Dilma deu um tapa na mesa.
- Não é possível. Até o iogurte está ruim!
Não
era a primeira vez que a presidente explodia assim, no café da manhã.
Ou era um mamão papaia passado. Ou era um croissant farelento. Ou a
manteiga rançosa. Agora, o iogurte. Como era possível? Até o iogurte
estragado!
- Joguem no lixo - ordenou Dilma. E perguntou: - Quem é o responsável pelo meu café da manhã?.

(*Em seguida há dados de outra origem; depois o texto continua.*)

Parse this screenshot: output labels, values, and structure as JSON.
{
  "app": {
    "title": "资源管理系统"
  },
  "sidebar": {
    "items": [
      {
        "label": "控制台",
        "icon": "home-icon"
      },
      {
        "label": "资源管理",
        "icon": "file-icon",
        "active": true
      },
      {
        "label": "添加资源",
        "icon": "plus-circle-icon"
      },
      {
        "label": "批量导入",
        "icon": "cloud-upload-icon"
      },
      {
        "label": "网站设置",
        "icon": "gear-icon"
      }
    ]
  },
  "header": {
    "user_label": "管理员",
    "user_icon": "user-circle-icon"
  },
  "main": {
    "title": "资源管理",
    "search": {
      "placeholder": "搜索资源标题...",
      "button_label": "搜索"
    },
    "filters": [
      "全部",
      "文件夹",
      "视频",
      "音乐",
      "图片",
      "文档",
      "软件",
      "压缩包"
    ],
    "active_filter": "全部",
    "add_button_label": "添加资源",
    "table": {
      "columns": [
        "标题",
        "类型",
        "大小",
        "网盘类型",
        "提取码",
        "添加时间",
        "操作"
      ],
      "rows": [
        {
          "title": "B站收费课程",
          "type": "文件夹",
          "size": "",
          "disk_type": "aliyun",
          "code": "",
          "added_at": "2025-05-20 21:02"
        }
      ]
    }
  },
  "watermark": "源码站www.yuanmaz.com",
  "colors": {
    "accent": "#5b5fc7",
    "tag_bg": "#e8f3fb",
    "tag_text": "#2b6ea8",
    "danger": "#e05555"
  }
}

Chamaram o responsável pelo café da manhã.
-
Olhe aqui, meu amigo - disse Dilma. - Eu já aguentei demais. Durante um
ano, aguentei abacaxi fora de época. Pão duro. Ovo sem gosto. Bacon
gordo. Aguentei tudo, sempre imaginando que no dia seguinte iria
melhorar. Mas não melhorou. E hoje chegou ao cúmulo. O iogurte estava
estragado. Iogurte já é leite estragado, se estragar mais fica
intragável. É o estragado do estragado. E hoje conseguiram me dar até
iogurte estragado.
- É que, é que...
- É que o quê? Fale homem!
- É que não sou eu que faço as compras, dona Dilma.
- Quem é, então?
- É um grupo.
- Um grupo?!
* * *
Era
um grupo. Ou, como eles preferiam se chamar, uma aliança. Todas as
manhãs, várias pessoas embarcavam em carros oficiais no Planalto e iam
às compras. Cada uma levava a sua lista de compras. E cada uma tinha seu
fornecedor favorito. O caso do mamão papaia era típico. Não compravam o
mamão papaia mais bonito e melhor. Não interessava a qualidade do mamão
papaia, interessava que o dono da fruteira era do mesmo partido, além
de primo, de um membro do grupo - que não aceitava outro mamão papaia na
mesa da presidente a não ser o do seu primo. E assim acontecia com o
croissant, com o pão e a manteiga, com os ovos, com o bacon...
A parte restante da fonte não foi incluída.